Achieving <80% on CIFAR10 in the year >2020 is an example of a *failed* toy mode...

hiddencost · on Jan 12, 2023

Hinton is doing basic science, not ML, here. Given who he is, trying to move the needle on traditional benchmarks would be a waste of his time and skills.

If he invents the new back propagation, an army of grad students can turn his ideas into the future. Like they've done for the last 15 years.

He's posting incremental work towards rethinking the field. It's pretty interesting stuff.

Edit: grammar

alper111 · on Jan 12, 2023

Plain MLP acc. is 63% vs 59% with FF, not so bad? By the same logic, MLP is a failed toy model.

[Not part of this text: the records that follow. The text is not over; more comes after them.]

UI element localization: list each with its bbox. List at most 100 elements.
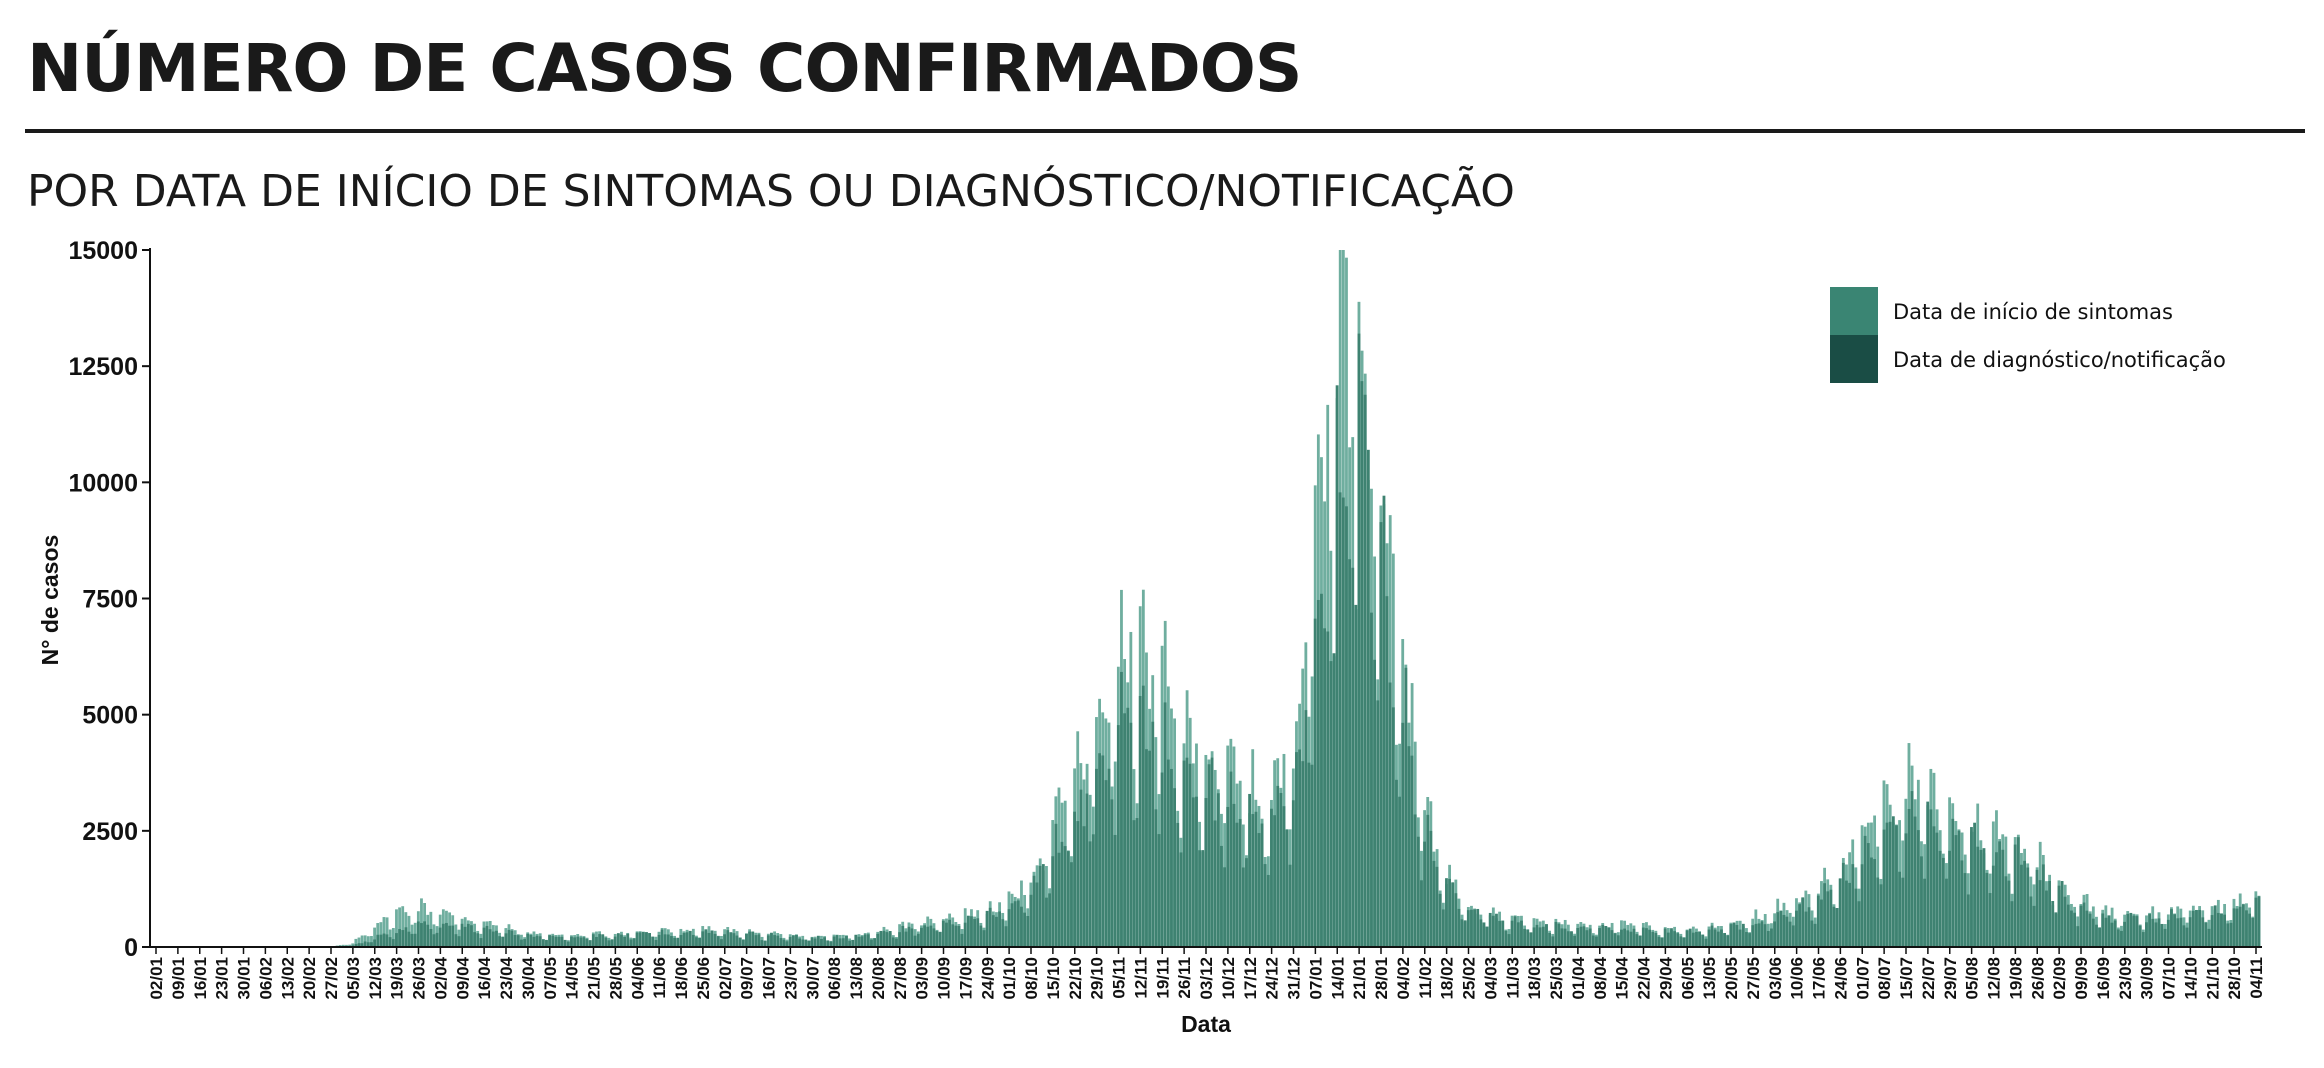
bar-notification	[1973, 822, 1976, 947]
bar-notification	[1332, 653, 1336, 947]
bar-notification	[2229, 922, 2233, 947]
x-tick-label: 09/07	[738, 957, 757, 1000]
bar-notification	[1076, 821, 1080, 947]
bar-notification	[2104, 917, 2108, 947]
x-tick-label: 12/11	[1131, 957, 1150, 999]
bar-notification	[2073, 912, 2076, 947]
bar-notification	[638, 932, 642, 947]
title-divider	[25, 129, 2305, 133]
bar-notification	[745, 933, 748, 947]
bar-notification	[1898, 871, 1901, 947]
bar-notification	[1813, 923, 1817, 947]
bar-notification	[1735, 924, 1739, 947]
bar-notification	[1479, 919, 1483, 947]
bar-notification	[1588, 928, 1592, 947]
bar-notification	[1604, 926, 1608, 947]
bar-notification	[935, 931, 939, 947]
x-tick-label: 20/05	[1722, 957, 1741, 1000]
bar-notification	[2070, 910, 2073, 947]
bar-notification	[1923, 878, 1926, 947]
bar-notification	[1273, 815, 1276, 947]
bar-notification	[688, 930, 692, 947]
bar-notification	[541, 939, 545, 947]
bar-notification	[1720, 929, 1723, 947]
bar-notification	[1685, 930, 1689, 947]
bar-notification	[2204, 922, 2208, 947]
bar-notification	[1770, 928, 1773, 947]
bar-notification	[629, 939, 633, 947]
bar-notification	[1932, 826, 1936, 947]
bar-notification	[1354, 604, 1358, 947]
bar-notification	[2082, 902, 2086, 947]
bar-notification	[979, 925, 983, 947]
bar-notification	[1188, 763, 1192, 947]
bar-notification	[2238, 906, 2242, 947]
bar-notification	[1238, 818, 1242, 947]
bar-notification	[926, 926, 930, 947]
legend-label: Data de diagnóstico/notificação	[1893, 348, 2226, 372]
bar-notification	[732, 933, 736, 947]
bar-notification	[1660, 937, 1664, 947]
bar-notification	[1907, 808, 1911, 947]
bar-notification	[1929, 809, 1933, 947]
bar-notification	[1998, 841, 2001, 947]
x-tick-label: 06/08	[825, 957, 844, 1000]
bar-notification	[1738, 929, 1742, 947]
bar-notification	[1716, 931, 1720, 947]
bar-notification	[595, 936, 598, 947]
bar-notification	[832, 936, 836, 947]
bar-notification	[1282, 806, 1286, 947]
bar-notification	[1501, 920, 1505, 947]
x-tick-label: 26/08	[2028, 957, 2047, 1000]
bar-notification	[1313, 618, 1317, 947]
x-tick-label: 09/01	[169, 957, 188, 1000]
bar-notification	[1373, 659, 1376, 947]
bar-notification	[382, 933, 386, 947]
bar-symptom-onset	[391, 928, 395, 947]
bar-notification	[1323, 628, 1326, 947]
bar-notification	[579, 937, 583, 947]
x-tick-label: 10/12	[1219, 957, 1238, 1000]
bar-notification	[1707, 929, 1711, 947]
bar-notification	[1832, 906, 1836, 947]
bar-notification	[1048, 893, 1051, 947]
bar-notification	[2098, 927, 2101, 947]
bar-notification	[1191, 797, 1195, 947]
x-tick-label: 07/05	[541, 957, 560, 1000]
bar-notification	[920, 927, 923, 947]
bar-notification	[1138, 696, 1142, 947]
bar-notification	[1016, 900, 1020, 947]
bar-notification	[660, 929, 664, 947]
bar-notification	[2201, 917, 2205, 947]
bar-notification	[1941, 857, 1945, 947]
bar-notification	[1013, 901, 1017, 947]
bar-notification	[763, 940, 767, 947]
bar-notification	[2091, 918, 2095, 947]
bar-notification	[829, 941, 833, 947]
bar-notification	[513, 935, 517, 947]
bar-notification	[754, 935, 758, 947]
bar-notification	[841, 938, 845, 947]
x-tick-label: 28/01	[1372, 957, 1391, 1000]
bar-notification	[1920, 856, 1923, 947]
bar-notification	[729, 932, 733, 947]
bar-notification	[1163, 702, 1167, 947]
bar-notification	[2251, 917, 2255, 947]
bar-notification	[591, 934, 595, 947]
bar-notification	[835, 935, 839, 947]
bar-notification	[1388, 682, 1392, 947]
bar-notification	[970, 916, 973, 947]
bar-notification	[1779, 910, 1783, 947]
bar-notification	[1051, 856, 1055, 947]
bar-notification	[1276, 785, 1280, 947]
bar-notification	[807, 940, 811, 947]
bar-notification	[963, 922, 967, 947]
bar-notification	[2013, 844, 2017, 947]
bar-notification	[613, 936, 617, 947]
bar-notification	[2054, 912, 2058, 947]
bar-notification	[1945, 878, 1948, 947]
bar-notification	[1810, 920, 1814, 947]
bar-notification	[2041, 864, 2045, 947]
bar-notification	[1729, 924, 1733, 947]
bar-notification	[2029, 896, 2033, 947]
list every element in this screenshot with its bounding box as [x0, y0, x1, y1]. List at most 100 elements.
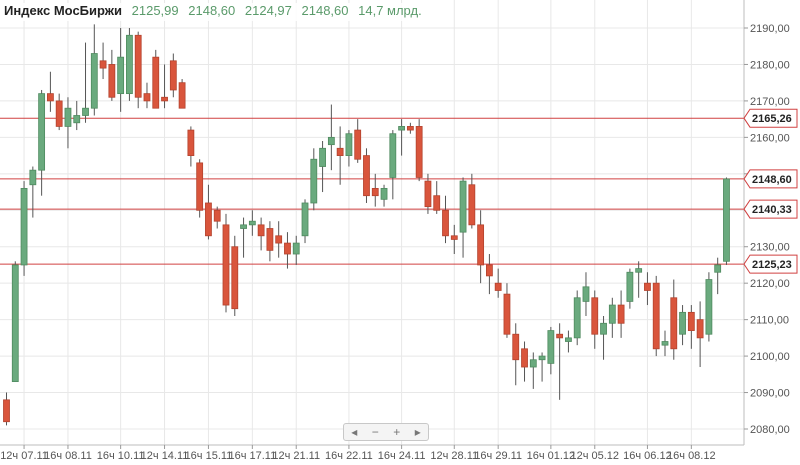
candle [161, 64, 168, 109]
candle [108, 49, 116, 101]
candle-body [292, 242, 300, 255]
chart-navigator: ◂ − + ▸ [343, 423, 429, 441]
candle-body [573, 297, 581, 339]
candle-body [310, 158, 318, 204]
candle [389, 130, 397, 200]
zoom-in-button[interactable]: + [393, 425, 401, 439]
candle [380, 184, 388, 207]
candle [354, 119, 362, 163]
candle-body [169, 60, 177, 91]
candle-body [29, 169, 37, 186]
candle-body [714, 264, 722, 273]
candle-body [213, 209, 221, 222]
candle [196, 159, 204, 218]
candle-body [266, 228, 274, 251]
candle-body [47, 93, 54, 102]
candle [442, 195, 449, 244]
y-tick-label: 2160,00 [750, 132, 790, 144]
x-tick-label: 12ч 21.11 [272, 450, 320, 462]
x-tick-label: 16ч 15.11 [185, 450, 233, 462]
candle-body [398, 126, 406, 131]
candle [292, 235, 300, 265]
y-tick-label: 2190,00 [750, 23, 790, 35]
candle [187, 126, 195, 167]
candle-body [55, 100, 63, 127]
candle [284, 232, 291, 269]
candle [556, 323, 564, 400]
y-tick-label: 2110,00 [750, 315, 789, 327]
candle-body [363, 155, 370, 197]
candle-body [608, 304, 616, 324]
candle [529, 352, 537, 389]
candle-body [90, 53, 98, 109]
candle-body [687, 311, 695, 331]
candle [415, 119, 423, 182]
candle [573, 290, 581, 346]
candle [99, 42, 107, 80]
candle-body [512, 333, 520, 361]
candle-body [82, 107, 89, 116]
candle-body [11, 264, 19, 383]
candle [248, 210, 256, 236]
candle [547, 326, 555, 375]
candle-body [433, 195, 441, 211]
candle-body [152, 56, 160, 109]
candle-body [99, 60, 107, 69]
candle-body [565, 337, 572, 342]
level-labels: 2165,26 2148,60 2140,33 2125,23 [743, 108, 798, 274]
candle [608, 297, 616, 338]
candle [126, 28, 133, 101]
candle [134, 31, 142, 109]
scroll-right-button[interactable]: ▸ [414, 425, 421, 439]
candle-body [547, 330, 555, 364]
candle [231, 235, 239, 316]
level-label-box [743, 254, 798, 274]
candle-body [205, 202, 212, 237]
candle [152, 49, 160, 109]
candle-body [442, 209, 449, 237]
level-label-text: 2165,26 [752, 113, 792, 125]
y-tick-label: 2120,00 [750, 278, 790, 290]
level-lines [0, 117, 744, 265]
candle [117, 28, 125, 112]
candle-body [248, 220, 256, 226]
candle [512, 323, 520, 386]
scroll-left-button[interactable]: ◂ [351, 425, 358, 439]
candle-body [521, 348, 528, 368]
candle [178, 79, 186, 109]
level-label-text: 2148,60 [752, 174, 792, 186]
candle-body [354, 129, 362, 160]
candle-body [284, 242, 291, 255]
candle [670, 279, 678, 360]
candle [371, 173, 379, 207]
candle [90, 24, 98, 116]
x-tick-label: 16ч 10.11 [97, 450, 145, 462]
zoom-out-button[interactable]: − [371, 425, 379, 439]
candle [652, 275, 660, 357]
candle [450, 224, 458, 255]
candle-body [705, 279, 713, 335]
candle [503, 283, 511, 338]
candle-body [38, 93, 46, 171]
candle-body [161, 96, 168, 102]
candle-body [424, 180, 432, 208]
x-tick-label: 16ч 08.11 [44, 450, 92, 462]
candle-body [556, 333, 564, 339]
candle-body [406, 126, 414, 131]
candle [336, 126, 344, 185]
candle-body [415, 126, 423, 178]
candle [477, 210, 485, 284]
candle [3, 392, 10, 426]
candle [696, 301, 704, 368]
y-tick-label: 2130,00 [750, 242, 790, 254]
candle [406, 122, 414, 134]
candle [617, 290, 625, 338]
candle-body [538, 355, 546, 361]
candle-body [696, 319, 704, 339]
candle-body [126, 34, 133, 95]
candle-body [336, 147, 344, 156]
candle-body [529, 359, 537, 368]
candle [459, 177, 467, 258]
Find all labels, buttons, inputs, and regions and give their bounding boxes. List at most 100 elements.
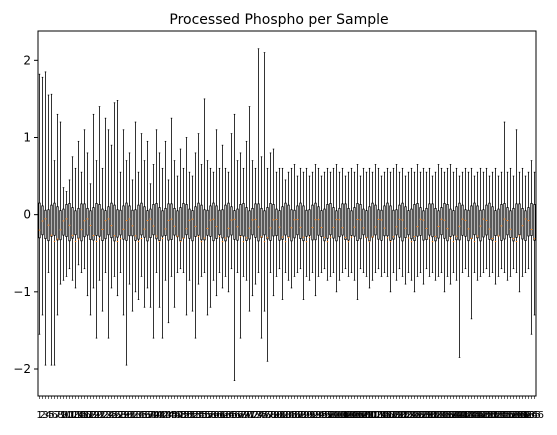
sample-box: [189, 172, 191, 280]
sample-box: [144, 161, 146, 308]
sample-box: [384, 172, 386, 272]
sample-box: [198, 134, 200, 284]
sample-box: [90, 184, 92, 315]
iqr-box: [237, 209, 239, 240]
iqr-box: [195, 207, 197, 237]
sample-box: [393, 168, 395, 272]
iqr-box: [159, 208, 161, 241]
sample-box: [42, 77, 44, 315]
iqr-box: [105, 211, 107, 239]
sample-box: [495, 168, 497, 284]
y-tick-label: 1: [23, 130, 31, 144]
sample-box: [390, 172, 392, 292]
iqr-box: [495, 211, 497, 236]
sample-box: [528, 172, 530, 268]
iqr-box: [366, 211, 368, 238]
sample-box: [207, 161, 209, 315]
sample-box: [396, 164, 398, 280]
iqr-box: [132, 210, 134, 236]
iqr-box: [324, 209, 326, 241]
sample-box: [261, 157, 263, 338]
sample-box: [336, 164, 338, 291]
sample-box: [57, 114, 59, 315]
sample-box: [153, 164, 155, 338]
sample-box: [321, 176, 323, 272]
sample-box: [297, 176, 299, 272]
sample-box: [108, 130, 110, 338]
sample-box: [402, 168, 404, 276]
iqr-box: [462, 205, 464, 235]
iqr-box: [345, 204, 347, 240]
sample-box: [492, 172, 494, 272]
iqr-box: [513, 208, 515, 241]
sample-box: [282, 168, 284, 299]
sample-box: [354, 172, 356, 280]
x-tick-label: 166: [525, 410, 544, 421]
iqr-box: [405, 207, 407, 238]
sample-box: [105, 118, 107, 272]
iqr-box: [108, 207, 110, 235]
iqr-box: [468, 210, 470, 240]
sample-box: [366, 172, 368, 276]
sample-box: [246, 141, 248, 280]
iqr-box: [408, 211, 410, 235]
sample-box: [141, 134, 143, 277]
iqr-box: [516, 204, 518, 238]
iqr-box: [234, 211, 236, 240]
sample-box: [288, 172, 290, 280]
sample-box: [48, 95, 50, 272]
iqr-box: [354, 208, 356, 237]
iqr-box: [267, 208, 269, 239]
iqr-box: [336, 211, 338, 241]
iqr-box: [72, 208, 74, 239]
sample-box: [276, 172, 278, 276]
iqr-box: [534, 204, 536, 240]
iqr-box: [426, 208, 428, 239]
sample-box: [168, 180, 170, 323]
sample-box: [114, 103, 116, 277]
iqr-box: [219, 210, 221, 234]
sample-box: [204, 99, 206, 273]
y-tick-label: −1: [13, 285, 31, 299]
iqr-box: [285, 203, 287, 235]
sample-box: [318, 168, 320, 276]
iqr-box: [270, 203, 272, 240]
iqr-box: [300, 203, 302, 238]
sample-box: [348, 172, 350, 276]
sample-box: [300, 168, 302, 268]
sample-box: [324, 172, 326, 268]
sample-box: [273, 149, 275, 296]
sample-box: [180, 149, 182, 269]
sample-box: [399, 172, 401, 268]
iqr-box: [144, 207, 146, 237]
sample-box: [303, 172, 305, 299]
iqr-box: [126, 203, 128, 240]
sample-box: [369, 168, 371, 288]
iqr-box: [432, 204, 434, 237]
sample-box: [243, 168, 245, 276]
sample-box: [438, 164, 440, 276]
iqr-box: [489, 203, 491, 239]
iqr-box: [291, 210, 293, 241]
iqr-box: [492, 207, 494, 240]
iqr-box: [411, 209, 413, 239]
iqr-box: [363, 209, 365, 235]
sample-box: [534, 172, 536, 315]
sample-box: [360, 176, 362, 269]
iqr-box: [258, 204, 260, 241]
iqr-box: [444, 203, 446, 238]
sample-box: [312, 172, 314, 272]
iqr-box: [339, 208, 341, 236]
iqr-box: [333, 208, 335, 239]
iqr-box: [318, 207, 320, 235]
sample-box: [237, 161, 239, 273]
iqr-box: [522, 208, 524, 239]
sample-box: [117, 100, 119, 295]
sample-box: [156, 130, 158, 273]
sample-box: [372, 172, 374, 280]
iqr-box: [189, 209, 191, 238]
sample-box: [516, 130, 518, 273]
sample-box: [213, 172, 215, 280]
iqr-box: [84, 204, 86, 237]
sample-box: [120, 172, 122, 272]
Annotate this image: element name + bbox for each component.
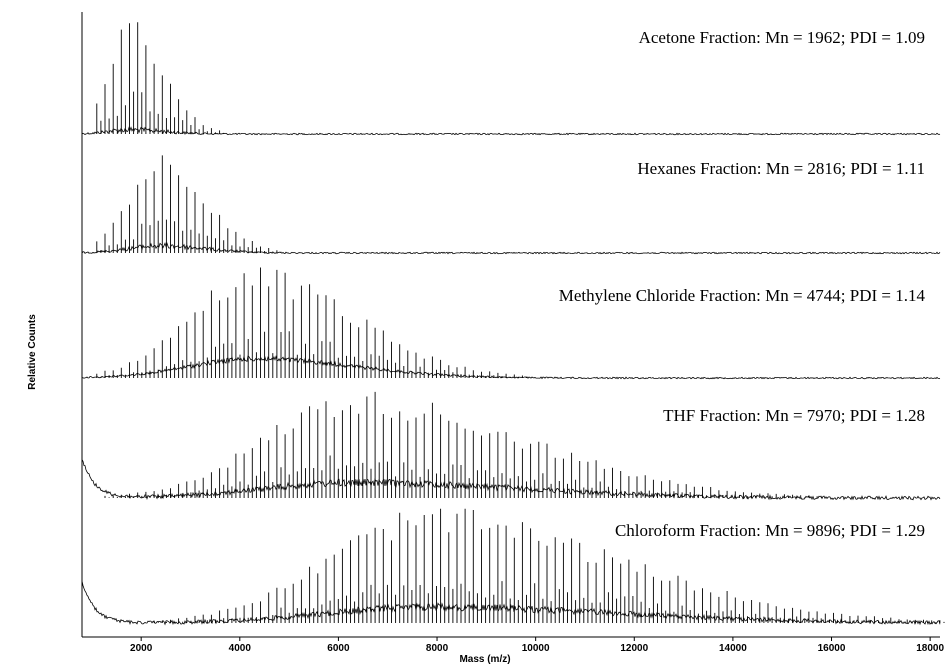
fraction-label: Chloroform Fraction: Mn = 9896; PDI = 1.… <box>615 521 925 540</box>
spectrum-baseline-trace <box>81 126 941 136</box>
x-axis: 2000 4000 6000 8000 10000 12000 14000 16000 1800… <box>82 636 944 665</box>
spectrum-panel: Chloroform Fraction: Mn = 9896; PDI = 1.… <box>81 508 945 626</box>
y-axis-label: Relative Counts <box>27 314 38 390</box>
x-tick-label: 14000 <box>719 643 747 654</box>
x-axis-ticks: 2000 4000 6000 8000 10000 12000 14000 16000 1800… <box>130 637 944 654</box>
spectrum-baseline-trace <box>81 355 941 380</box>
fraction-label: THF Fraction: Mn = 7970; PDI = 1.28 <box>663 406 925 425</box>
spectrum-peaks <box>96 267 527 378</box>
spectrum-panel: THF Fraction: Mn = 7970; PDI = 1.28 <box>81 391 941 501</box>
fraction-label: Methylene Chloride Fraction: Mn = 4744; … <box>559 286 926 305</box>
spectrum-peaks <box>96 155 282 253</box>
x-tick-label: 10000 <box>522 643 550 654</box>
x-tick-label: 18000 <box>916 643 944 654</box>
spectrum-baseline-trace <box>81 580 941 626</box>
x-axis-label: Mass (m/z) <box>459 654 510 665</box>
spectrum-baseline-trace <box>81 459 941 501</box>
fraction-label: Acetone Fraction: Mn = 1962; PDI = 1.09 <box>639 28 925 47</box>
spectrum-peaks <box>153 508 945 623</box>
spectra-panels: Acetone Fraction: Mn = 1962; PDI = 1.09 H… <box>81 22 945 626</box>
spectrum-panel: Methylene Chloride Fraction: Mn = 4744; … <box>81 267 941 380</box>
spectrum-panel: Acetone Fraction: Mn = 1962; PDI = 1.09 <box>81 22 941 136</box>
x-tick-label: 4000 <box>229 643 252 654</box>
spectrum-baseline-trace <box>81 241 941 255</box>
x-tick-label: 12000 <box>620 643 648 654</box>
x-tick-label: 16000 <box>818 643 846 654</box>
spectrum-panel: Hexanes Fraction: Mn = 2816; PDI = 1.11 <box>81 155 941 255</box>
spectrum-peaks <box>104 391 822 498</box>
x-tick-label: 2000 <box>130 643 153 654</box>
x-tick-label: 6000 <box>327 643 350 654</box>
spectrum-peaks <box>96 22 225 134</box>
fraction-label: Hexanes Fraction: Mn = 2816; PDI = 1.11 <box>637 159 925 178</box>
x-tick-label: 8000 <box>426 643 449 654</box>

jasonjmcghee · on Jan 12, 2023

I haven't seen this to be the case, fwiw. There was a paper in 2016 that did this and most were in the ~40% range.

But "any ml algorithm" isn't the point. It's a new optimization technique and should be applied to models/architectures that make sense with the problems they are being used on.

For example, they could have used a pretrained featurizer and trained the two layer model on top of it, with both back prop and FF and compared.

whimsicalism · on Jan 12, 2023

> For example, they could have used a pretrained featurizer and trained the two layer model on top of it, with both back prop and FF and compared.

Making the assumption that weights/embeddings produced by a backprop-trained network are equally intelligible to a network also trained by backprop vs. one trained by this alternative method.

jasonjmcghee · on Jan 12, 2023

I have personally seen them used successfully with all kinds of classic ml algorithms (enets, tree-based, etc) that have nothing to do with back prop.

whimsicalism · on Jan 12, 2023

Any ML algorithm that already has tooling written, CUDA scripts, etc. to run it faster.

That said, I am also short-term bearish on backprop-free methods (although potentially long-term bullish).